Kortdurende doelgerichte therapie
Het grote voordeel van deze studie is dat de doelgerichte therapie maar heel kort wordt toegepast, puur bedoeld om het immuunsysteem op te peppen. Er lijken ook minder bijwerkingen te zijn in vergelijking met de continue combinatie van BRAF+MEK+PD-1-remming.
“Bij een meerderheid van de patiënten die progressie vertonen op beeldvorming na de eerste zes weken pembrolizumab lijkt het kortdurend toevoegen van dabrafenib plus trametinib toch nog een antitumorimmuunrespons te induceren. Deze patiënten hebben ook na het staken van de doelgerichte therapie, onder pembrolizumabmonotherapie, een aanhoudende tumorrespons,” weet Rozeman. “Het aantal geïncludeerde patiënten is nog klein, maar deze eerste resultaten zijn veelbelovend en tonen dat dit preklinisch ontwikkelde concept lijkt te werken.
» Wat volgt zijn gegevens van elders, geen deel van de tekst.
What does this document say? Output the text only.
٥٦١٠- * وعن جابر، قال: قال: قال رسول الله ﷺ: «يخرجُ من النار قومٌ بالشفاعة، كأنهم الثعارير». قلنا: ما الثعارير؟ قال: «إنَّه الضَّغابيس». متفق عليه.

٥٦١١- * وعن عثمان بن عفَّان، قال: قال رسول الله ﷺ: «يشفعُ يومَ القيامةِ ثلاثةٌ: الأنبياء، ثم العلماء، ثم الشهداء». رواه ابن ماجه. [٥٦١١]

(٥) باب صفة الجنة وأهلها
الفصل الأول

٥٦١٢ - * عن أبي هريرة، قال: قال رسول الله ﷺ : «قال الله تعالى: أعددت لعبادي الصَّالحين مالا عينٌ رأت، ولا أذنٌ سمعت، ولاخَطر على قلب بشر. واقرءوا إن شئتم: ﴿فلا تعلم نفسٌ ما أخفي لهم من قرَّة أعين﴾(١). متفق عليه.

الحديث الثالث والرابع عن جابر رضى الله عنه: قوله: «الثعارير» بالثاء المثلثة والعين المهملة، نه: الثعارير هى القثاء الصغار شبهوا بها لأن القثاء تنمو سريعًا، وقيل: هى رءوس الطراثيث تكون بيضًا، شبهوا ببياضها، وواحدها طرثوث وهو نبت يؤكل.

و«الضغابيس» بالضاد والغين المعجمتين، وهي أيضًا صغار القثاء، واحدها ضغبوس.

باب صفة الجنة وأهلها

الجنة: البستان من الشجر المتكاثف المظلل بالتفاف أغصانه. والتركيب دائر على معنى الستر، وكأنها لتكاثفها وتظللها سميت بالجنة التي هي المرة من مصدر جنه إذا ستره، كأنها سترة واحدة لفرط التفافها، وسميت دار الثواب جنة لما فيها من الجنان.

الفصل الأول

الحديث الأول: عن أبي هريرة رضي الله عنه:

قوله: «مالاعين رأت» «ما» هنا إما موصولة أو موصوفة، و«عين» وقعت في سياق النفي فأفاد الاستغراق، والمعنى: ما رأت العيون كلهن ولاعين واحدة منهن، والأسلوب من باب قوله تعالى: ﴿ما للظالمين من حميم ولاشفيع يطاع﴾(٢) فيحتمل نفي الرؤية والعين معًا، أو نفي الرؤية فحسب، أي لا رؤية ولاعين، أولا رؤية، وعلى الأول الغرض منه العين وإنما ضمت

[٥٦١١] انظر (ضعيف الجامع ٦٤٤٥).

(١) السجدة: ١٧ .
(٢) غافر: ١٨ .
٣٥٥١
Pas nadat alle 32 patiënten geïncludeerd zijn, kunnen we echt beoordelen hoe veilig en effectief deze schema’s uiteindelijk zijn.”
De teller staat nu op elf patiënten en naar verwachting zal de inclusieperiode nog zo’n vijftien maanden duren. “Toen de studie werd opgezet adviseerde WIN-O nivolumab of pembrolizumab als eerste keus bij hoog-risicomelanoom, maar sinds medio 2016 wordt ook de combinatie nivolumab plus ipilimumab aanbevolen als mogelijke eerstelijnsbehandeling. Met name voor patiënten met een hoge LDH-spiegel geeft combinatiebehandeling een hogere kans op respons.
Dat betekent in feite dat onze studie zich nu richt op patiënten aan wie de behandelend oncoloog anti-PD-1-monotherapie zou adviseren, en die er in deze studie dus mogelijk kortdurend doelgerichte therapie bij kunnen krijgen.”
Referentie
1. Deken MA, et al. Oncoimmunology 2016;5:e1238557.